Sen. Rand Paul (R-Ky.) generated quite a bit of attention over the weekend when he decided to divert his attention from complaining about the current Democratic president to complaining about the previous Democratic president. Today, he did it again.
On Sunday's "Meet the Press," the Kentucky Republican tried to deflect attention away from the GOP's "war on women" by pointing to President Clinton's Lewinsky affair 19 years ago. The former president, Paul said, was guilty of "predatory behavior." He added that this would be relevant if Hillary Clinton runs in 2016 because "sometimes it's hard to separate one from the other."
In other words, the senator may be prepared to go after Hillary Clinton because of her husband's affair.
Today, Paul took a slightly different posture -- he said he only talked about Bill Clinton because he was asked, and the Lewinsky affair "doesn't really apply" to Hillary Clinton -- but still seems focused on the sex scandal from the mid-1990s.
There are two parallel objectives to rhetoric like this, one more obvious than the other.
When it comes Republicans being "pro-women's rights," Rand Paul's desperation is showing. He is, after all, a libertarian who believes in small government, who also happens to believe in big government when it comes to restricting women's reproductive rights.

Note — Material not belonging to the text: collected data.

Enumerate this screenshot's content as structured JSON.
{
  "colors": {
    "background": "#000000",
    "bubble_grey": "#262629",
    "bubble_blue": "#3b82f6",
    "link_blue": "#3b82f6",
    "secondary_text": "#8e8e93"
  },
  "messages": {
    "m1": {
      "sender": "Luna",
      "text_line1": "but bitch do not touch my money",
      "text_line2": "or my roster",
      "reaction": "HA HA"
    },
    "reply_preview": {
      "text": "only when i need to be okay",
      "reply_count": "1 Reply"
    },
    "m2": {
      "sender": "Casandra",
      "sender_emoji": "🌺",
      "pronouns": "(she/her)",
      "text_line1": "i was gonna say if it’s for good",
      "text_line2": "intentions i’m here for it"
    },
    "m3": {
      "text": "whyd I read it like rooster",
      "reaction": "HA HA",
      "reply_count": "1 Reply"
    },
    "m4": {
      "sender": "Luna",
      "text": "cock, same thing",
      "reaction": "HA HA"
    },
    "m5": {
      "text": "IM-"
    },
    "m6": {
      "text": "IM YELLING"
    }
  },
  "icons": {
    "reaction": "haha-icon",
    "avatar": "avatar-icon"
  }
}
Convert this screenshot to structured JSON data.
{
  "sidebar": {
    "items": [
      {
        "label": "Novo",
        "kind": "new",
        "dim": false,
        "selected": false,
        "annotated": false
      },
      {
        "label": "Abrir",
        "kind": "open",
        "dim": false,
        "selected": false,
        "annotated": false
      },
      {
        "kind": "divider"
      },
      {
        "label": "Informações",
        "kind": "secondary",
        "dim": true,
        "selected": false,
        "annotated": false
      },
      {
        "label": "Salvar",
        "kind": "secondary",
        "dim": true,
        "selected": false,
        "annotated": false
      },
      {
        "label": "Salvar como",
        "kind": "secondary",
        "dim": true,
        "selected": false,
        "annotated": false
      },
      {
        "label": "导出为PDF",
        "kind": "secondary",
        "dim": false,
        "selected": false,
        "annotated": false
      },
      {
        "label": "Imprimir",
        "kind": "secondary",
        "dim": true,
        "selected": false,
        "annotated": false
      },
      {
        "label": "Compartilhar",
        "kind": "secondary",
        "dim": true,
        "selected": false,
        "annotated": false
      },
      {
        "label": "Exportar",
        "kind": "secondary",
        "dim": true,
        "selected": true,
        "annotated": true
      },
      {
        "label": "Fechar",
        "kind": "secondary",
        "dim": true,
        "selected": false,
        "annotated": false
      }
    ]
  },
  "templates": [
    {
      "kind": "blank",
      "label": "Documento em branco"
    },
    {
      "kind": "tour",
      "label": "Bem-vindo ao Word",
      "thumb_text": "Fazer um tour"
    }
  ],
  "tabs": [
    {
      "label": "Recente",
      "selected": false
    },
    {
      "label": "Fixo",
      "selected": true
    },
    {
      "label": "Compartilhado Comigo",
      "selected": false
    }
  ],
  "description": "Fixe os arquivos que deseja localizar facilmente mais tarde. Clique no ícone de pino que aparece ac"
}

For that matter, he's struggling with the basics of the criticism of the GOP: the "war on women" isn't about the behavior of specific individuals who engaged in misconduct; it's about a broader policy agenda adopted by an entire political party. As we discussed yesterday, Republicans have been extremely aggressive in the Obama era to restrict reproductive rights, scrap Planned Parenthood, close health clinics that provide important services to women, limiting access to contraception, force medical professionals to lie to women, and force women to undergo medically unnecessary exams for political reasons. In recent years, as Republican politics has become more radicalized, the party has also used inexplicable rhetoric on rape, opposed pay equity laws, and pushed antiquated views on gender roles.
To respond to this by pointing to Bill Clinton's personal misdeeds 19 years ago reveals a striking confusion about what "pro-women's rights" actually means in English.
But the other part of this, I suspect, has to do with the former president's broad national support. This may seem hyperbolic, but Bill Clinton is arguably one of the most popular people on the planet. Republicans who hated Clinton with a passion during his time in office -- up to and including impeaching him -- have since decided he wasn't such a bad guy after all. Robert Schlesinger labeled the phenomenon "Clinton Nostalgia Syndrome."
What's more, the public has had many years to evaluate Bill Clinton and judge his actions. By and large, Americans tend to like the guy. They know about the sex scandal and they just don't care.
And that's probably why Rand Paul is suddenly so interested in trying to take the guy down a peg. As the Kentucky Republican readies a national campaign, he's no doubt aware of the fact that Hillary Clinton is a possible candidate, and the senator likely fears that Clinton nostalgia will make the former Secretary of State tough to beat.
So Paul, apparently unable to think of anything else, is suddenly eager to talk about Lewinsky -- more than once.
For his sake, he may need a back-up plan.